Magic of Myths: Faerie is an interesting prospect. It serves as a sort of side text to the core canon text of Magic of Myths (a review of which can be found here), exploring an aspect of the narrative’s world that has been somewhat alluded to before, but never fully explored. While Magic of Myths focuses on the primary players of the Roman and Greek pantheons, Faerie, unsurprisingly, explores the realm of the fae folk. As with the primary MoM story, it does so with characters that will be very familiar to a fair amount of readers. The presence of Mercury and Hermes serves as our main link back to the original story while the primary players in Faerie are drawn from Shakespeare’s A Midsummer Night’s Dream with Titania and Oberon serving as jealous rulers of the realm and unfaithful partners, their daughter Robin meanwhile is our entrance to the narrative and the figure unfairly cast as Puck in Shakespeare’s story.
The intention of Faerie is clearly that of a stand-alone story. While it’s referencing to the greater mythos of the Magic of Myths universe is often obvious, it does not rely on these references to forge its own narrative. The characters within stand up well on their own, despite the fact that it is no more than a brief glimpse we get at several of them. Titania in particular, conveys volumes with the short scene of speech in which she appears. What works so well for Faerie, perhaps even better than in the regular Magic of Myths storyline, is that it plays upon a certain established cultural knowledge. Even if you haven’t specifically read A Midsummer Night’s Dream or fairy related folklore, there are certain elements of the stories and characters that you know, seemingly without really knowing how or why. When it comes to matters of mythology, there is an extent of permeation that occurs regardless of intention. We are attracted to totemic figures, these near idol characters, and so, to a degree, we understand everything about Robin, Titania and Oberon even before we are shown their individual paths.

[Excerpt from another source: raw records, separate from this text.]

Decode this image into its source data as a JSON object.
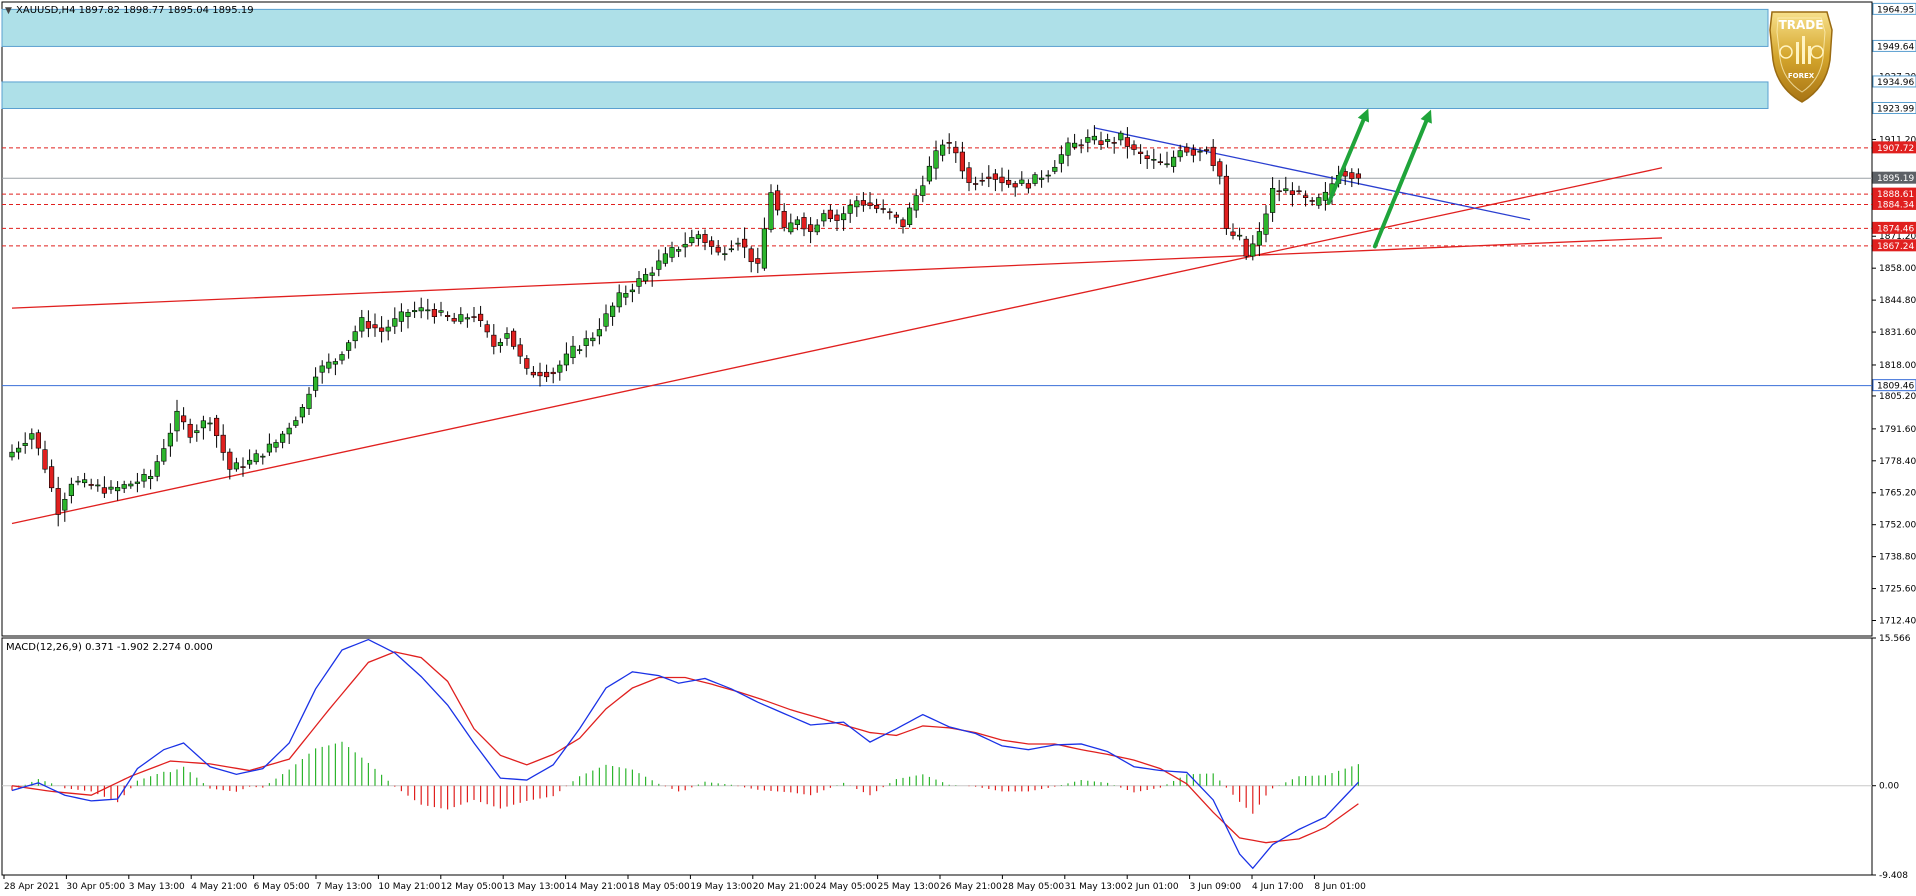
{
  "header": {
    "symbol_line": "XAUUSD,H4  1897.82 1898.77 1895.04 1895.19",
    "macd_line": "MACD(12,26,9) 0.371 -1.902 2.274 0.000"
  },
  "logo": {
    "text_top": "TRADE",
    "text_bottom": "FOREX"
  },
  "colors": {
    "bull": "#2db52d",
    "bear": "#e0201f",
    "zone_fill": "#aee0e8",
    "zone_border": "#5aa0d0",
    "hline_red": "#e0201f",
    "hline_blue": "#3a6fd8",
    "trend_red": "#e0201f",
    "trend_blue": "#2a3fd0",
    "arrow": "#1fa43a",
    "macd_line": "#1a32e6",
    "signal_line": "#e0201f",
    "axis": "#000000"
  },
  "chart_data": [
    {
      "type": "candlestick",
      "title": "XAUUSD,H4",
      "ylim": [
        1706,
        1968
      ],
      "y_ticks": [
        1712.4,
        1725.6,
        1738.8,
        1752.0,
        1765.2,
        1778.4,
        1791.6,
        1805.2,
        1818.0,
        1831.6,
        1844.8,
        1858.0,
        1871.2,
        1911.2,
        1937.2
      ],
      "x_tick_labels": [
        "28 Apr 2021",
        "30 Apr 05:00",
        "3 May 13:00",
        "4 May 21:00",
        "6 May 05:00",
        "7 May 13:00",
        "10 May 21:00",
        "12 May 05:00",
        "13 May 13:00",
        "14 May 21:00",
        "18 May 05:00",
        "19 May 13:00",
        "20 May 21:00",
        "24 May 05:00",
        "25 May 13:00",
        "26 May 21:00",
        "28 May 05:00",
        "31 May 13:00",
        "2 Jun 01:00",
        "3 Jun 09:00",
        "4 Jun 17:00",
        "8 Jun 01:00"
      ],
      "series_anchor_closes": [
        [
          0,
          1782
        ],
        [
          3,
          1790
        ],
        [
          5,
          1776
        ],
        [
          7,
          1758
        ],
        [
          9,
          1770
        ],
        [
          15,
          1766
        ],
        [
          21,
          1772
        ],
        [
          25,
          1797
        ],
        [
          27,
          1790
        ],
        [
          30,
          1796
        ],
        [
          33,
          1775
        ],
        [
          36,
          1778
        ],
        [
          40,
          1786
        ],
        [
          44,
          1800
        ],
        [
          46,
          1815
        ],
        [
          49,
          1820
        ],
        [
          53,
          1836
        ],
        [
          56,
          1832
        ],
        [
          60,
          1840
        ],
        [
          63,
          1841
        ],
        [
          67,
          1836
        ],
        [
          70,
          1839
        ],
        [
          73,
          1826
        ],
        [
          75,
          1832
        ],
        [
          78,
          1815
        ],
        [
          82,
          1815
        ],
        [
          85,
          1824
        ],
        [
          88,
          1830
        ],
        [
          92,
          1846
        ],
        [
          96,
          1855
        ],
        [
          100,
          1865
        ],
        [
          104,
          1872
        ],
        [
          107,
          1864
        ],
        [
          110,
          1870
        ],
        [
          113,
          1858
        ],
        [
          115,
          1890
        ],
        [
          117,
          1873
        ],
        [
          119,
          1879
        ],
        [
          121,
          1873
        ],
        [
          123,
          1882
        ],
        [
          125,
          1878
        ],
        [
          128,
          1886
        ],
        [
          130,
          1884
        ],
        [
          133,
          1880
        ],
        [
          135,
          1876
        ],
        [
          138,
          1894
        ],
        [
          141,
          1910
        ],
        [
          143,
          1906
        ],
        [
          145,
          1893
        ],
        [
          148,
          1897
        ],
        [
          151,
          1893
        ],
        [
          154,
          1893
        ],
        [
          157,
          1898
        ],
        [
          160,
          1908
        ],
        [
          163,
          1911
        ],
        [
          166,
          1910
        ],
        [
          168,
          1912
        ],
        [
          170,
          1906
        ],
        [
          172,
          1903
        ],
        [
          175,
          1900
        ],
        [
          177,
          1908
        ],
        [
          179,
          1906
        ],
        [
          181,
          1908
        ],
        [
          183,
          1896
        ],
        [
          184,
          1873
        ],
        [
          186,
          1870
        ],
        [
          187,
          1863
        ],
        [
          189,
          1872
        ],
        [
          191,
          1890
        ],
        [
          194,
          1890
        ],
        [
          197,
          1884
        ],
        [
          199,
          1888
        ],
        [
          201,
          1898
        ],
        [
          203,
          1897
        ],
        [
          204,
          1895.19
        ]
      ],
      "horizontal_levels": [
        {
          "value": 1907.72,
          "style": "dashed",
          "color": "red"
        },
        {
          "value": 1895.19,
          "style": "solid",
          "color": "gray",
          "label": "current"
        },
        {
          "value": 1888.61,
          "style": "dashed",
          "color": "red"
        },
        {
          "value": 1884.34,
          "style": "dashed",
          "color": "red"
        },
        {
          "value": 1874.46,
          "style": "dashed",
          "color": "red"
        },
        {
          "value": 1867.24,
          "style": "dashed",
          "color": "red"
        },
        {
          "value": 1809.46,
          "style": "solid",
          "color": "blue"
        }
      ],
      "price_tags": [
        {
          "value": 1964.95,
          "text": "1964.95",
          "kind": "zone"
        },
        {
          "value": 1949.64,
          "text": "1949.64",
          "kind": "zone"
        },
        {
          "value": 1934.96,
          "text": "1934.96",
          "kind": "zone"
        },
        {
          "value": 1923.99,
          "text": "1923.99",
          "kind": "zone"
        },
        {
          "value": 1907.72,
          "text": "1907.72",
          "kind": "red"
        },
        {
          "value": 1895.19,
          "text": "1895.19",
          "kind": "current"
        },
        {
          "value": 1888.61,
          "text": "1888.61",
          "kind": "red"
        },
        {
          "value": 1884.34,
          "text": "1884.34",
          "kind": "red"
        },
        {
          "value": 1874.46,
          "text": "1874.46",
          "kind": "red"
        },
        {
          "value": 1867.24,
          "text": "1867.24",
          "kind": "red"
        },
        {
          "value": 1809.46,
          "text": "1809.46",
          "kind": "blue"
        }
      ],
      "resistance_zones": [
        {
          "top": 1964.95,
          "bottom": 1949.64
        },
        {
          "top": 1934.96,
          "bottom": 1923.99
        }
      ],
      "trendlines": [
        {
          "color": "red",
          "from": [
            0,
            1752.5
          ],
          "to": [
            250,
            1899.5
          ]
        },
        {
          "color": "red",
          "from": [
            0,
            1841.5
          ],
          "to": [
            250,
            1870.5
          ]
        },
        {
          "color": "blue",
          "from": [
            164,
            1916
          ],
          "to": [
            230,
            1878
          ]
        }
      ],
      "arrows": [
        {
          "from": [
            199.5,
            1885
          ],
          "to": [
            205.5,
            1924
          ]
        },
        {
          "from": [
            206.5,
            1867
          ],
          "to": [
            215,
            1923.5
          ]
        }
      ]
    },
    {
      "type": "macd",
      "title": "MACD(12,26,9)",
      "params": [
        12,
        26,
        9
      ],
      "values_shown": {
        "macd": 0.371,
        "signal": -1.902,
        "histogram": 2.274,
        "zero": 0.0
      },
      "ylim": [
        -9.408,
        15.566
      ],
      "y_ticks": [
        15.566,
        0.0,
        -9.408
      ],
      "macd_anchors": [
        [
          0,
          -0.5
        ],
        [
          4,
          0.3
        ],
        [
          8,
          -1.0
        ],
        [
          12,
          -1.6
        ],
        [
          16,
          -1.4
        ],
        [
          19,
          1.8
        ],
        [
          23,
          3.8
        ],
        [
          26,
          4.5
        ],
        [
          30,
          2.0
        ],
        [
          34,
          1.2
        ],
        [
          38,
          1.8
        ],
        [
          42,
          4.5
        ],
        [
          46,
          10.2
        ],
        [
          50,
          14.3
        ],
        [
          54,
          15.4
        ],
        [
          58,
          14.0
        ],
        [
          62,
          11.5
        ],
        [
          66,
          8.5
        ],
        [
          70,
          4.5
        ],
        [
          74,
          0.8
        ],
        [
          78,
          0.6
        ],
        [
          82,
          2.2
        ],
        [
          86,
          6.0
        ],
        [
          90,
          10.3
        ],
        [
          94,
          12.0
        ],
        [
          98,
          11.6
        ],
        [
          101,
          10.8
        ],
        [
          105,
          11.3
        ],
        [
          109,
          10.2
        ],
        [
          113,
          8.8
        ],
        [
          117,
          7.6
        ],
        [
          121,
          6.4
        ],
        [
          126,
          6.7
        ],
        [
          130,
          4.6
        ],
        [
          134,
          6.0
        ],
        [
          138,
          7.5
        ],
        [
          142,
          6.2
        ],
        [
          146,
          5.5
        ],
        [
          150,
          4.2
        ],
        [
          154,
          3.8
        ],
        [
          158,
          4.3
        ],
        [
          162,
          4.4
        ],
        [
          166,
          3.6
        ],
        [
          170,
          2.0
        ],
        [
          174,
          1.6
        ],
        [
          178,
          1.4
        ],
        [
          182,
          -1.5
        ],
        [
          186,
          -7.2
        ],
        [
          188,
          -8.7
        ],
        [
          191,
          -6.2
        ],
        [
          195,
          -4.6
        ],
        [
          199,
          -3.3
        ],
        [
          204,
          0.371
        ]
      ],
      "signal_anchors": [
        [
          0,
          0.0
        ],
        [
          6,
          -0.6
        ],
        [
          12,
          -1.0
        ],
        [
          18,
          1.0
        ],
        [
          24,
          2.6
        ],
        [
          30,
          2.3
        ],
        [
          36,
          1.6
        ],
        [
          42,
          2.8
        ],
        [
          48,
          8.0
        ],
        [
          54,
          13.0
        ],
        [
          58,
          14.1
        ],
        [
          62,
          13.5
        ],
        [
          66,
          11.0
        ],
        [
          70,
          6.0
        ],
        [
          74,
          3.2
        ],
        [
          78,
          2.2
        ],
        [
          82,
          3.3
        ],
        [
          86,
          5.0
        ],
        [
          90,
          8.1
        ],
        [
          94,
          10.3
        ],
        [
          98,
          11.4
        ],
        [
          102,
          11.4
        ],
        [
          106,
          10.7
        ],
        [
          110,
          9.9
        ],
        [
          114,
          9.0
        ],
        [
          118,
          8.0
        ],
        [
          122,
          7.2
        ],
        [
          126,
          6.4
        ],
        [
          130,
          5.6
        ],
        [
          134,
          5.3
        ],
        [
          138,
          6.3
        ],
        [
          142,
          6.1
        ],
        [
          146,
          5.6
        ],
        [
          150,
          4.8
        ],
        [
          154,
          4.4
        ],
        [
          158,
          4.4
        ],
        [
          162,
          3.8
        ],
        [
          166,
          3.3
        ],
        [
          170,
          2.7
        ],
        [
          174,
          1.8
        ],
        [
          178,
          0.2
        ],
        [
          182,
          -2.8
        ],
        [
          186,
          -5.5
        ],
        [
          190,
          -6.0
        ],
        [
          195,
          -5.6
        ],
        [
          199,
          -4.4
        ],
        [
          204,
          -1.902
        ]
      ]
    }
  ]
}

However, and this is somewhat of a small however, there are problems. The writing from Corey Brotherson is on good form, as it was with Magic of Myths, and even plays to some of the darker notes that the core text perhaps shied away from. And Sergio Calvet’s art definitely works better here than it did in the regular MoM series. Though it’s still not my favourite stylistic, the oddness of his figures definitely work well when dealing with the otherworldy nature of the fae. Titania and Oberon particularly, came through with strong looks. Here is my issue though. Aside from the mild frustration of not getting to see the full events of the story played out,the possibilities of follow up are still being debated by the creators given their commitments to the core series but their may well be more one-shots in the future whether Faerie related or not, my main problem is one of tonal commitment. The script is very good, don’t get me wrong. But when you compare the second half of Faerie to the first, the difference is hugely noticeable. And while change is obviously something one expects from a good story, when the change happens over such a short span of time it seems somewhat incongruous. And my real irritation is that I really, really like the darker stuff. When Brotherson decides to go dark, his characters really have to deal with some heavy issues. I just wish that those issues were played out for longer, and teased in more from the start, rather than appearing halfway in. Brotherson handles the spacing of the story well but could perhaps do with committing one way or the other rather than taunting me with possibilities at the close of the narrative.
Overall? It’s a very solid entry into the Magic of Myths series, serving well as an entry point for new fans while also holding a lot of appeal for those already invested. And though I have my issues, there are some very promising signs here. Calvet’s art is never going to be my favourite but in Faerie he’s really found a direction that makes it work to the full advantage of its unique style. And though it is still up in the air whether or not I’ll get the full investment of darkness I would love to see from this universe, the more Brotherson develops his style and his characters, the more excited I get to see where this undoubtedly talented writer ends up. Old fan or new, I would thoroughly recommend checking out this addition to the Magic of Myths series, if for no other reason than it may convince the creative pair to make more of this side narrative.